NiebieskiSzpadelNihilizmu

@Al-3_x o dzień dobry Też nigdy nie rozumiałem fenomenu tej serii. W sensie nie ujmuję tego, że stała się poczytnym fenomenem, nie ujmuję że ludziom się podoba. Po prostu ja nie rozumiem co w tym jest takiego fascynującego. Tak samo zresztą z serialem- do 1. sezonu zabierałem się chyba z 5 razy i tyle samo razy kończyłem oglądać na 1. albo 2. odcinku. Kolejny raz już nie zamierzam tego testować pod wpływem tekstów w stylu "bo nie oglądałeś jak trzeba spróbuj inaczej mówię ci mordo to się za⁎⁎⁎⁎ście ogląda". To nie jest tytuł dla mnie i już.

Cinkciarz

@NiebieskiSzpadelNihilizmu ja tylko chciałbym zwrócić uwagę, że OP pisał o tomach, a nie o sezonach.

matips

Mi się bardzo podobało, ze względu na fajnie wykreowany świat, skalę opisywanych wydarzeń i niektórych bohaterów.

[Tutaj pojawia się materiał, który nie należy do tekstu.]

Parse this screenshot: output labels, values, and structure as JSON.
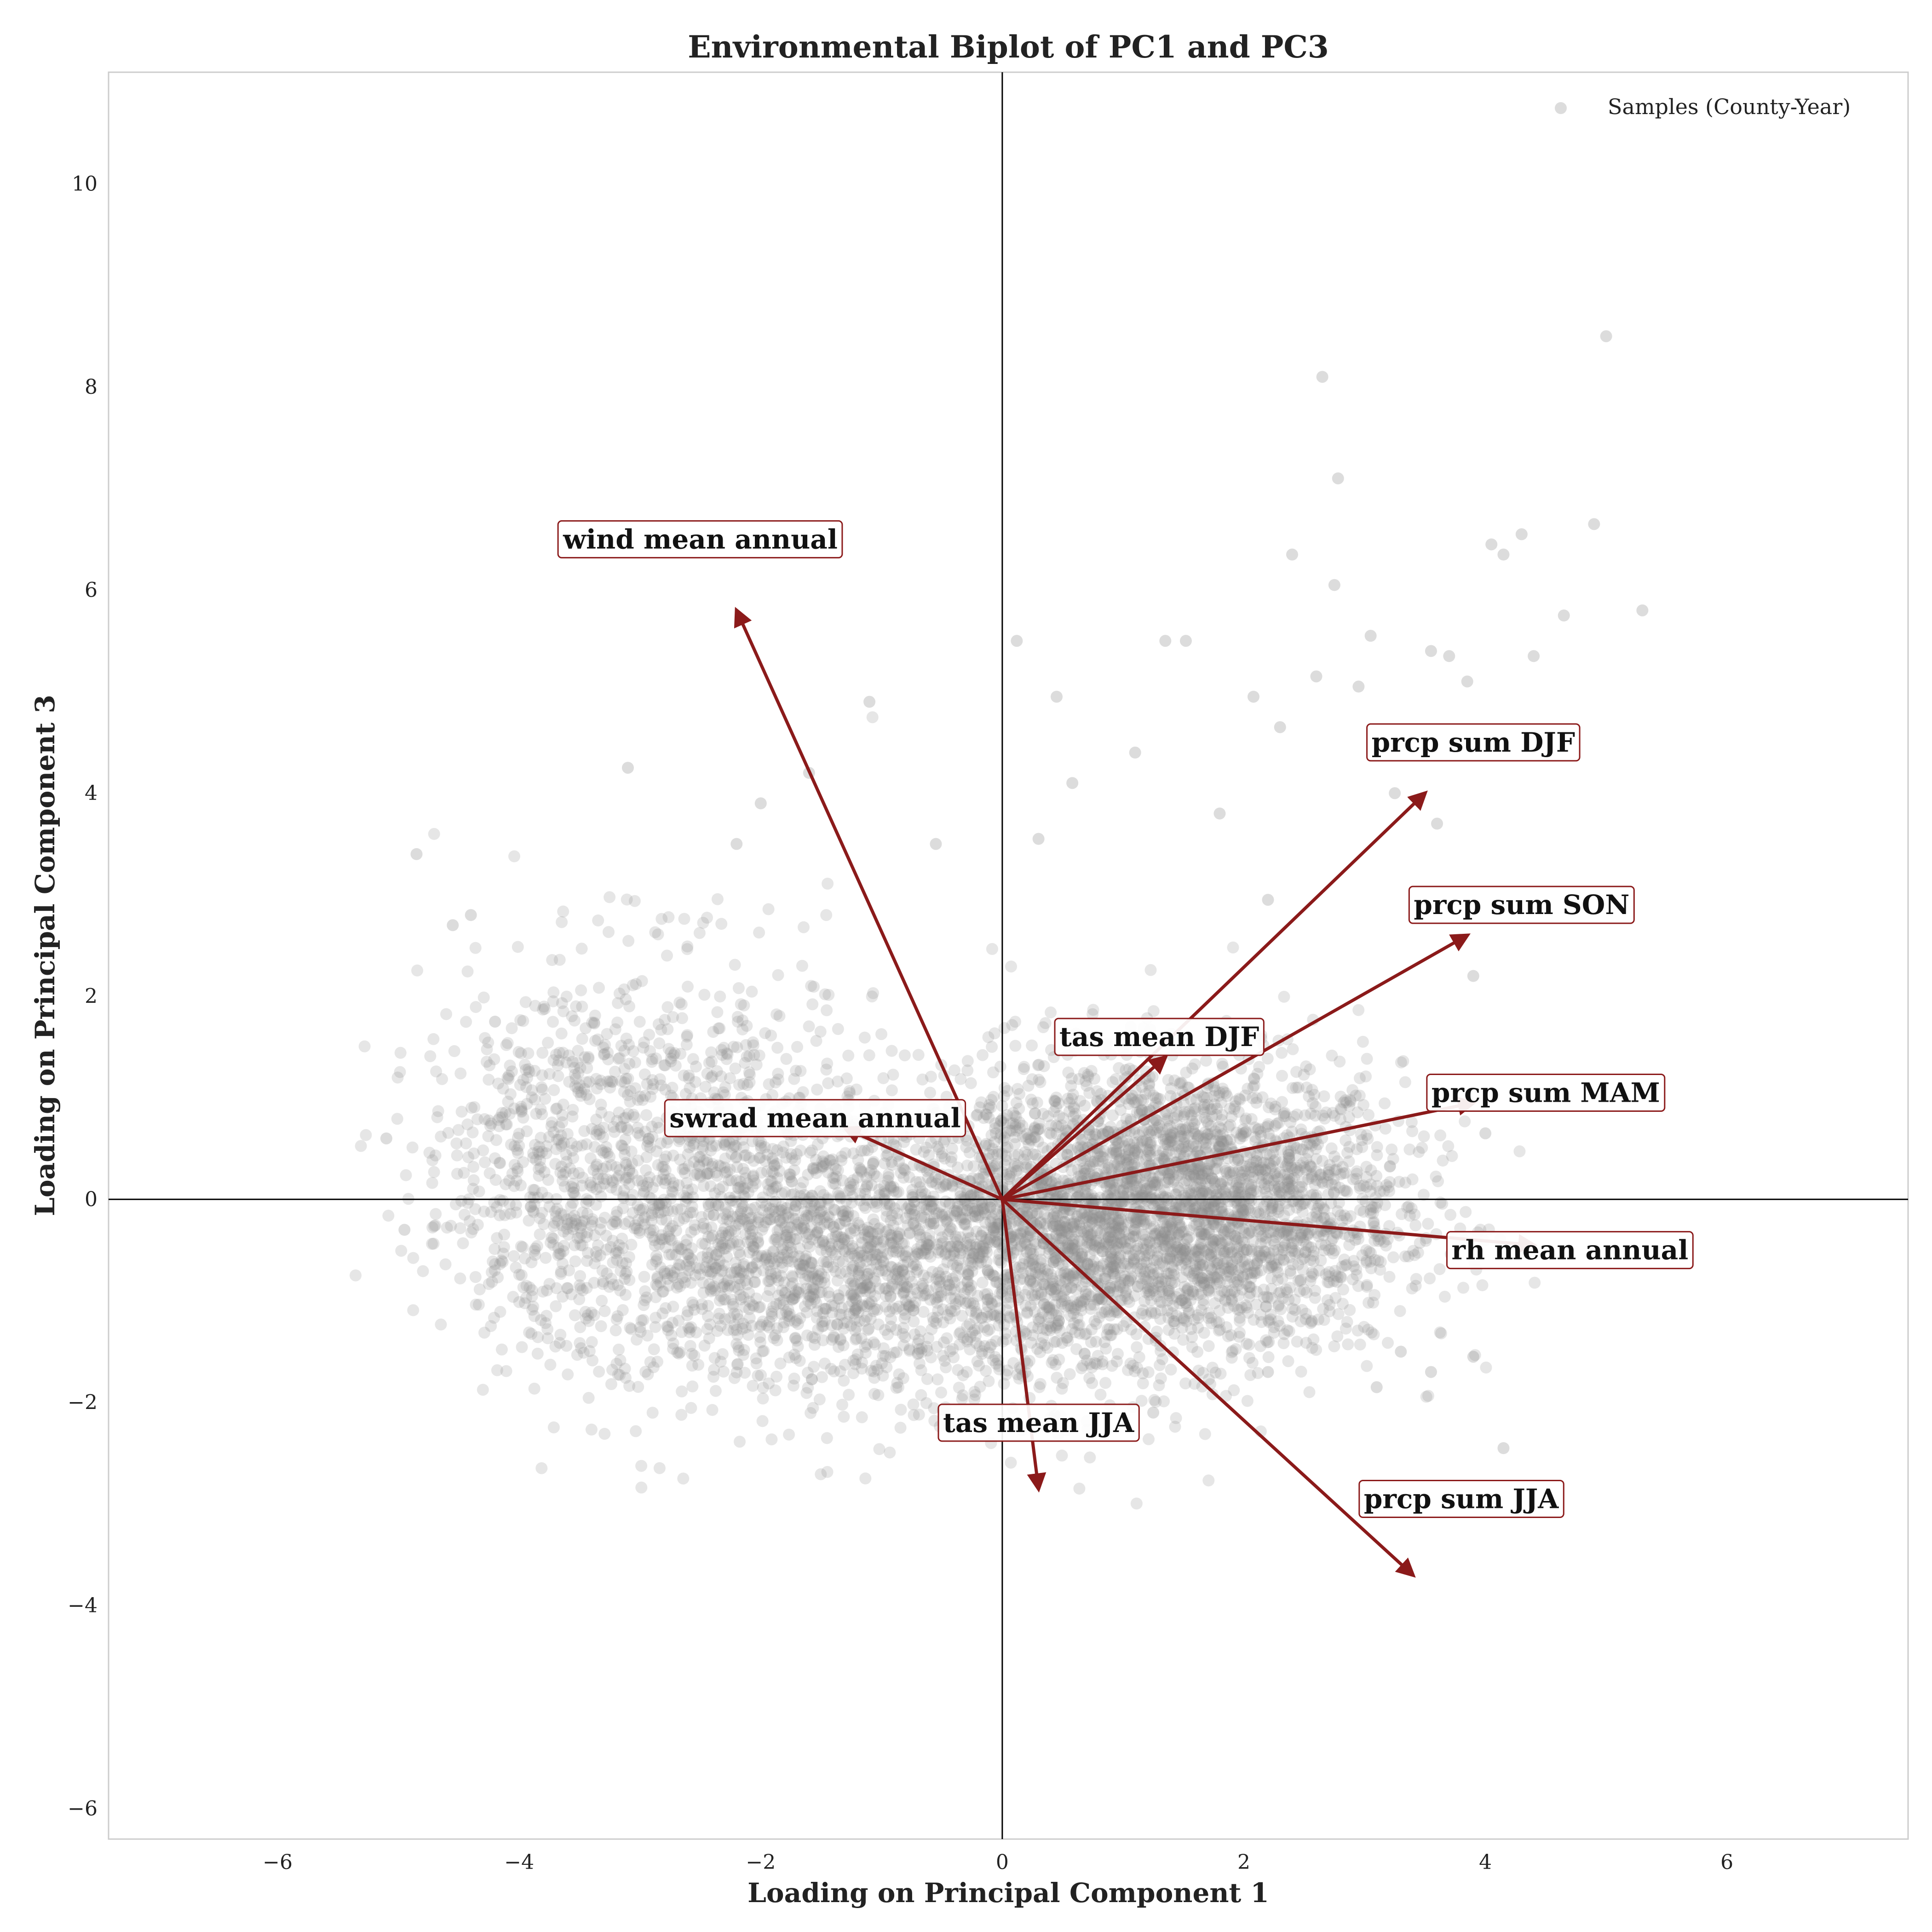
{
  "chart_data": {
    "type": "scatter",
    "title": "Environmental Biplot of PC1 and PC3",
    "xlabel": "Loading on Principal Component 1",
    "ylabel": "Loading on Principal Component 3",
    "xlim": [
      -7.4,
      7.5
    ],
    "ylim": [
      -6.3,
      11.1
    ],
    "xticks": [
      -6,
      -4,
      -2,
      0,
      2,
      4,
      6
    ],
    "yticks": [
      -6,
      -4,
      -2,
      0,
      2,
      4,
      6,
      8,
      10
    ],
    "grid": false,
    "legend": {
      "position": "top-right",
      "entries": [
        "Samples (County-Year)"
      ]
    },
    "colors": {
      "points": "#8c8c8c",
      "arrows": "#8b1a1a",
      "label_border": "#8b1a1a",
      "axes_lines": "#000000",
      "frame": "#cccccc"
    },
    "series": [
      {
        "name": "Samples (County-Year)",
        "kind": "scatter",
        "x": [
          5.0,
          2.65,
          2.78,
          4.9,
          4.3,
          4.05,
          4.15,
          2.4,
          2.75,
          5.3,
          4.65,
          0.12,
          2.08,
          0.45,
          2.6,
          2.95,
          3.85,
          3.55,
          3.7,
          1.52,
          4.4,
          3.05,
          1.1,
          1.35,
          0.58,
          2.3,
          3.25,
          3.6,
          -1.1,
          -1.6,
          -2.0,
          0.3,
          1.8,
          2.2,
          -2.2,
          -4.85,
          -3.1,
          -0.55,
          3.9,
          4.0,
          3.9,
          3.55,
          4.15,
          3.1,
          -4.95,
          -5.1,
          -4.4,
          -4.55,
          -4.2,
          2.2,
          3.3,
          1.25,
          0.4,
          -0.35
        ],
        "y": [
          8.5,
          8.1,
          7.1,
          6.65,
          6.55,
          6.45,
          6.35,
          6.35,
          6.05,
          5.8,
          5.75,
          5.5,
          4.95,
          4.95,
          5.15,
          5.05,
          5.1,
          5.4,
          5.35,
          5.5,
          5.35,
          5.55,
          4.4,
          5.5,
          4.1,
          4.65,
          4.0,
          3.7,
          4.9,
          4.2,
          3.9,
          3.55,
          3.8,
          2.95,
          3.5,
          3.4,
          4.25,
          3.5,
          2.2,
          0.65,
          -1.55,
          -1.7,
          -2.45,
          -1.85,
          -0.3,
          0.6,
          2.8,
          2.7,
          1.75,
          -1.7,
          -1.5,
          -2.1,
          -2.15,
          -2.25
        ],
        "cloud": [
          {
            "cx": 1.6,
            "cy": -0.1,
            "sx": 0.85,
            "sy": 0.72,
            "n": 2600
          },
          {
            "cx": 0.3,
            "cy": -0.35,
            "sx": 0.55,
            "sy": 0.8,
            "n": 900
          },
          {
            "cx": -1.2,
            "cy": -0.55,
            "sx": 0.9,
            "sy": 0.65,
            "n": 1400
          },
          {
            "cx": -2.7,
            "cy": 0.25,
            "sx": 0.85,
            "sy": 1.05,
            "n": 1100
          },
          {
            "cx": -3.9,
            "cy": 0.3,
            "sx": 0.45,
            "sy": 0.85,
            "n": 300
          }
        ]
      }
    ],
    "loadings": [
      {
        "label": "wind mean annual",
        "x": -2.2,
        "y": 5.8,
        "label_x": -2.5,
        "label_y": 6.5
      },
      {
        "label": "prcp sum DJF",
        "x": 3.5,
        "y": 4.0,
        "label_x": 3.9,
        "label_y": 4.5
      },
      {
        "label": "prcp sum SON",
        "x": 3.85,
        "y": 2.6,
        "label_x": 4.3,
        "label_y": 2.9
      },
      {
        "label": "tas mean DJF",
        "x": 1.35,
        "y": 1.4,
        "label_x": 1.3,
        "label_y": 1.6
      },
      {
        "label": "prcp sum MAM",
        "x": 3.9,
        "y": 0.95,
        "label_x": 4.5,
        "label_y": 1.05
      },
      {
        "label": "swrad mean annual",
        "x": -1.3,
        "y": 0.7,
        "label_x": -1.55,
        "label_y": 0.8
      },
      {
        "label": "rh mean annual",
        "x": 4.4,
        "y": -0.45,
        "label_x": 4.7,
        "label_y": -0.5
      },
      {
        "label": "tas mean JJA",
        "x": 0.3,
        "y": -2.85,
        "label_x": 0.3,
        "label_y": -2.2
      },
      {
        "label": "prcp sum JJA",
        "x": 3.4,
        "y": -3.7,
        "label_x": 3.8,
        "label_y": -2.95
      }
    ]
  }
}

Również żałuję, że tak mało narracji było prowadzonych przez pryzmat ekonomii czy ruchów społecznych. W serialu, do pewnego stopnia na napięciach społecznych wyniesiony został Wielki Wróbel. Z samych powieści ciężko mi przypomnieć sobie wątki, gdzie wydarzeniami sterowałby procesy ekonomiczne lub społeczne. W 90% narracji chodzi o osobisty spryt albo umiejętności bohaterów (klasy rządzącej). Wojny wybuchają ze względu na osobiste ambicje, a wieśniacy bezrefleksyjnie idą za swoimi lordami. Ach, migracja na północy, ludzi zza muru była uwarunkowana kwestiami klimatycznymi.


Są książki fantasy bardziej kontentujące się na takim przedstawieniu świata. Mi zapadła w pamięć "Księga Całości" Feliksa W. Kresa. Narrator w niektórych scenach wprost zwracał uwagę na kwestie takie jak ekonomia.